Karl Artur unterbrach sie mit einer Handbewegung.

»Ich wußte, daß diese Unterredung unangenehm sein würde, und ich hätte sie auch am liebsten vermieden, aber gerade die Person, die du eben nanntest und die du mit deinem Haß zu beehren beliebst, hat mich dazu veranlaßt, dir zu berichten, wie die Anstrengungen meiner Eltern verlaufen sind.«

»So, wirklich!« sagte Charlotte. »Das nimmt mich nicht wunder. Sie wußte ja, daß mich das tief betrüben, daß ich blutige Tränen weinen müßte.«

»Du kannst ihre Beweggründe deuten wie du willst, aber jedenfalls war sie es, die mich darauf aufmerksam machte, daß ich dir Dank schuldig sei für das, was du für mich tun wolltest.«

Charlotte, die wohl einsah, daß sie durch heftige Anklagen nichts gewinnen würde, bemühte sich, ruhiger zu werden und einen andern Weg einzuschlagen.

»Verzeih mir meine Heftigkeit!« sagte sie. »Ich wollte dich nicht verletzen, aber wie du weißt, hab' ich deine Mutter immer liebgehabt, und es kommt mir entsetzlich vor, zu denken, daß sie krank ist und auf ein Wort von dir wartet, das nicht kommt.

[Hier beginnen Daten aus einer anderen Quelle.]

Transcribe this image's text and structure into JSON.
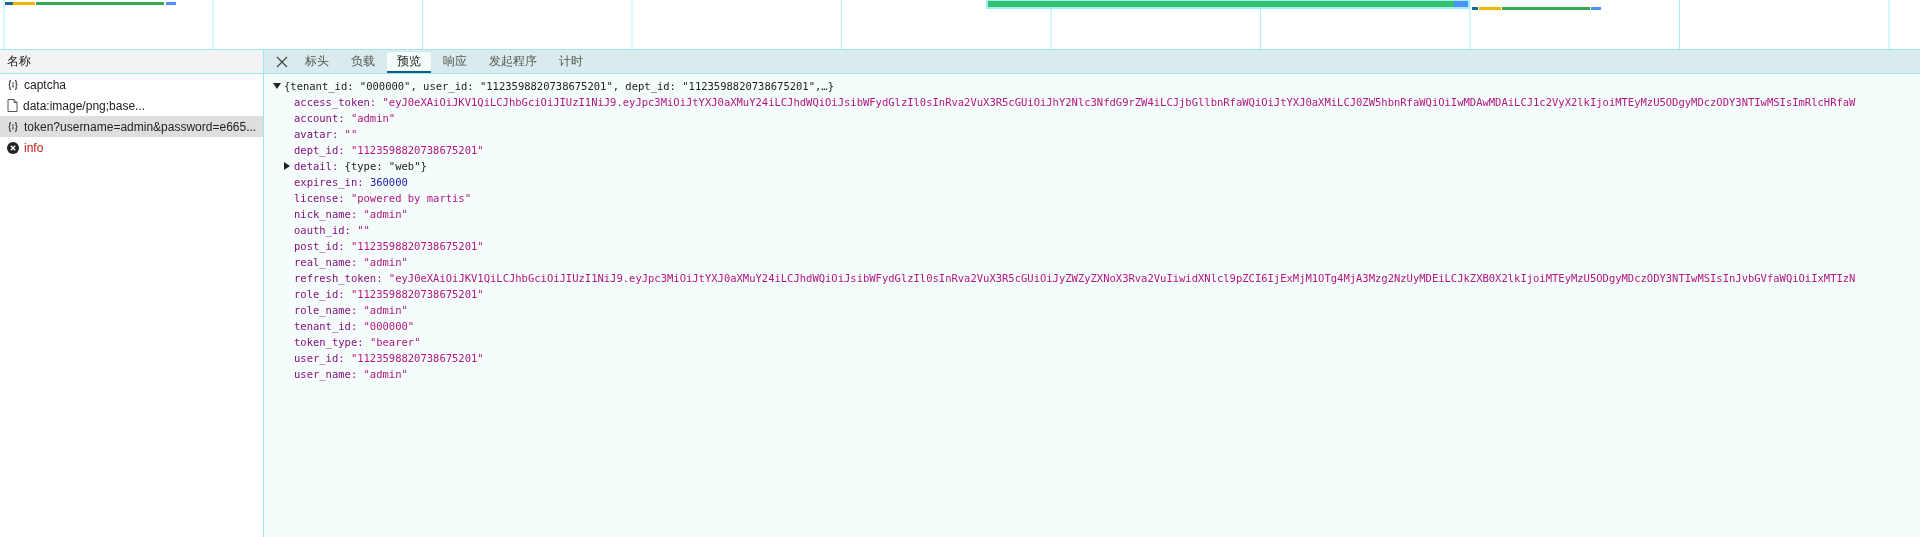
{
  "requests_header": "名称",
  "requests": [
    {
      "name": "captcha",
      "kind": "fetch",
      "selected": false
    },
    {
      "name": "data:image/png;base...",
      "kind": "document",
      "selected": false
    },
    {
      "name": "token?username=admin&password=e665...",
      "kind": "fetch",
      "selected": true
    },
    {
      "name": "info",
      "kind": "error",
      "selected": false
    }
  ],
  "tabs": [
    {
      "label": "标头",
      "selected": false
    },
    {
      "label": "负载",
      "selected": false
    },
    {
      "label": "预览",
      "selected": true
    },
    {
      "label": "响应",
      "selected": false
    },
    {
      "label": "发起程序",
      "selected": false
    },
    {
      "label": "计时",
      "selected": false
    }
  ],
  "preview": {
    "summary": "{tenant_id: \"000000\", user_id: \"1123598820738675201\", dept_id: \"1123598820738675201\",…}",
    "expanded": true,
    "properties": [
      {
        "key": "access_token:",
        "value": "\"eyJ0eXAiOiJKV1QiLCJhbGciOiJIUzI1NiJ9.eyJpc3MiOiJtYXJ0aXMuY24iLCJhdWQiOiJsibWFydGlzIl0sInRva2VuX3R5cGUiOiJhY2Nlc3NfdG9rZW4iLCJjbGllbnRfaWQiOiJtYXJ0aXMiLCJ0ZW5hbnRfaWQiOiIwMDAwMDAiLCJ1c2VyX2lkIjoiMTEyMzU5ODgyMDczODY3NTIwMSIsImRlcHRfaW",
        "kind": "string"
      },
      {
        "key": "account:",
        "value": "\"admin\"",
        "kind": "string"
      },
      {
        "key": "avatar:",
        "value": "\"\"",
        "kind": "string"
      },
      {
        "key": "dept_id:",
        "value": "\"1123598820738675201\"",
        "kind": "string"
      },
      {
        "key": "detail:",
        "value": "{type: \"web\"}",
        "kind": "object",
        "expanded": false
      },
      {
        "key": "expires_in:",
        "value": "360000",
        "kind": "number"
      },
      {
        "key": "license:",
        "value": "\"powered by martis\"",
        "kind": "string"
      },
      {
        "key": "nick_name:",
        "value": "\"admin\"",
        "kind": "string"
      },
      {
        "key": "oauth_id:",
        "value": "\"\"",
        "kind": "string"
      },
      {
        "key": "post_id:",
        "value": "\"1123598820738675201\"",
        "kind": "string"
      },
      {
        "key": "real_name:",
        "value": "\"admin\"",
        "kind": "string"
      },
      {
        "key": "refresh_token:",
        "value": "\"eyJ0eXAiOiJKV1QiLCJhbGciOiJIUzI1NiJ9.eyJpc3MiOiJtYXJ0aXMuY24iLCJhdWQiOiJsibWFydGlzIl0sInRva2VuX3R5cGUiOiJyZWZyZXNoX3Rva2VuIiwidXNlcl9pZCI6IjExMjM1OTg4MjA3Mzg2NzUyMDEiLCJkZXB0X2lkIjoiMTEyMzU5ODgyMDczODY3NTIwMSIsInJvbGVfaWQiOiIxMTIzN",
        "kind": "string"
      },
      {
        "key": "role_id:",
        "value": "\"1123598820738675201\"",
        "kind": "string"
      },
      {
        "key": "role_name:",
        "value": "\"admin\"",
        "kind": "string"
      },
      {
        "key": "tenant_id:",
        "value": "\"000000\"",
        "kind": "string"
      },
      {
        "key": "token_type:",
        "value": "\"bearer\"",
        "kind": "string"
      },
      {
        "key": "user_id:",
        "value": "\"1123598820738675201\"",
        "kind": "string"
      },
      {
        "key": "user_name:",
        "value": "\"admin\"",
        "kind": "string"
      }
    ]
  }
}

Willst du mich wirklich nicht hinreisen lassen? Damit ist ja gar nicht gesagt, daß du dich auch mit mir versöhnen willst.«

»Gewiß kannst du hinreisen.«

»Aber nicht ohne ein Wort von dir.«

»Hör' auf mit bitten, Charlotte! Es nützt nichts.«

»Wie du es nur wagen kannst!« rief sie.

»Wagen? Was soll das heißen, Charlotte?«

»Denkst du nicht mehr an Upsala, und wie es dir nicht möglich war, eine schriftliche Arbeit zu machen, weil du unhöflich gegen deine Mutter gewesen warst?«

»Das werde ich nie vergessen.«

»Du mußt es indes doch vergessen haben. Aber ich sage dir, ehe du dich mit deiner Mutter ausgesöhnt hast, wirst du nie mehr so predigen können, wie an den beiden letzten Sonntagen.«

Er lachte. »Nein, Charlotte, bange machen gilt nicht.«

»Ich will dir nicht bange machen. Ich sage dir nur, wie es kommen wird. Sooft du eine Kanzel besteigst, mußt du daran denken, daß du verweigert hast, dich mit deiner Mutter zu versöhnen, und das wird dir alle Kraft rauben.«

»Beste Charlotte, du willst mir bange machen wie einem Kinde.«

»Denk' an meine Worte!« rief das junge Mädchen. »Bedenke sie, solange es noch Zeit ist! Morgen oder übermorgen kann es schon zu spät sein.«

Sie schritt der Tür zu, und nachdem sie diese Drohung ausgestoßen hatte, ging sie hinaus, ohne eine Entgegnung abzuwarten.

 

2

Nach dem Frühstück bat der Propst Charlotte, mit ihm in sein Zimmer zu kommen. Dort teilte er ihr mit, Schagerström, der gestern abend an seiner Frau vorbeigefahren sein müsse, habe durch seinen Diener einen großen Briefumschlag in der Küche abgeben lassen, der des Propstes Anschrift trage. Der eigentliche Inhalt habe sich aber als ein dicker Brief an Charlotte erwiesen. An den Propst habe Schagerström nur ein paar Zeilen geschrieben und ihn gebeten, Charlotte darauf vorzubereiten, daß der Brief schlimme und traurige Nachrichten enthalte.

»Ich bin nicht unvorbereitet, Onkel,« sagte Charlotte. »Heute früh hab' ich mit Karl Artur gesprochen und weiß nun schon, daß er mit seinen Eltern gebrochen hat und daß seine Mutter krank ist.«

Der alte Mann war aufs heftigste bestürzt. »Was sagst du? Was sagst du da, Herzenskind?«

Charlotte streichelte den Arm des Greises.

»Ich kann noch nicht darüber sprechen, Onkel. Aber gib mir meinen Brief.«

Sie nahm ihn aus der Hand des alten Mannes, ging auf ihr Zimmer und begann zu lesen.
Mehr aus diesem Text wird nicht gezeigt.